Leaders: Five Transitions Great Ones MakeThe most successful business people recognize that leadership ability is the sum of experience and perspective. So what sets successful leaders apart from the average?

In a Forbes post from 2013, contributor and leadership advisor Mike Myatt outlines five transitional phases that all great leaders move through to go from good to great.

Leaders Find Purpose

The best business leaders recognize the importance of common purpose and shared values to the success of their organizations. Purpose is a defining characteristic that shapes passion, and helps dictate a strong work ethic.

Myatt points out that those driven by profit may find themselves successful for a short time, but “great leaders make the transition from profit to purpose.”

He notes that a lesson many average business people miss is the role of profit in a company’s success. While all businesses exist to make money, great leaders recognize that purpose at the personal and organizational level is the key to prolonged success.

People First

For Myatt, the role of a leader is inspiring change and helping others recognize value in themselves, and the organization.

“Average leaders spend time scaling processes, systems, and models — great leaders focus on scaling leadership.”

Being a great leader involves some level of introspection and humility, and recognizing that trust, loyalty, and respect from your employees are earned through the way that you lead.

Develop Awareness

“Great leaders are self aware, organizationally aware, contextually aware, and emotionally aware.”

They embrace an open leadership style focused on learning and listening from everyone in their organization, and aren’t threatened when their decisions and positions are challenged.

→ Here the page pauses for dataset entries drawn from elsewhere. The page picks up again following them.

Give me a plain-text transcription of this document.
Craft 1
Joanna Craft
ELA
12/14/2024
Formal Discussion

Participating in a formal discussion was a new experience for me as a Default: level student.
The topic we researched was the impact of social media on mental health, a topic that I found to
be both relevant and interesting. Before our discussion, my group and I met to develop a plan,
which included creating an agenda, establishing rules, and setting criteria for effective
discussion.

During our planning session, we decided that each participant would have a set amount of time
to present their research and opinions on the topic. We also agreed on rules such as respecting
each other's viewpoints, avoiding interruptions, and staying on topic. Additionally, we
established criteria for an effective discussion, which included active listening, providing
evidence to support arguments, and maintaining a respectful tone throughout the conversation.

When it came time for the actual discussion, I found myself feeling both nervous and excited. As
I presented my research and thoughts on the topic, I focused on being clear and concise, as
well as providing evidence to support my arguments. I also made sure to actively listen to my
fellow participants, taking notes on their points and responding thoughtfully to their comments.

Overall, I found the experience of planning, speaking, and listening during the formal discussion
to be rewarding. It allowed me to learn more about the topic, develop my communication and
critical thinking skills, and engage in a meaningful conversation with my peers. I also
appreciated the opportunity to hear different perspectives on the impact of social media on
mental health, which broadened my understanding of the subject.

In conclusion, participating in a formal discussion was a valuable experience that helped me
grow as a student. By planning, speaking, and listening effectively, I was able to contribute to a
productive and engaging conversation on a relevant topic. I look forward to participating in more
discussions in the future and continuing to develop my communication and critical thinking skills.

Leaders who are unwilling to change their minds when challenged by their employees won’t grow and develop as leaders.

Shun Complexity

Great innovators are continually looking for ways to simplify the way they do business, for the benefit of their customers and their employees.

Myatt argues that complexity in the organization stifles innovation and negatively impacts culture. Think about the way that your organization delivers value to clients, partners, and employees.

If a process can be streamlined for efficiency without sacrificing quality, simplify.

Get Personal

“Great leaders understand nothing is more personal than leadership, and they engage accordingly. The best leaders understand a failure to engage is a failure to lead,” says Myatt.

Businesses are human-powered enterprises, and truly effective and mature leaders demonstrate empathy and compassion at every turn. They listen carefully to those around them, coach employees through complex problems, and always look for opportunities to learn from their teams.

Performance is achieved by helping others become successful.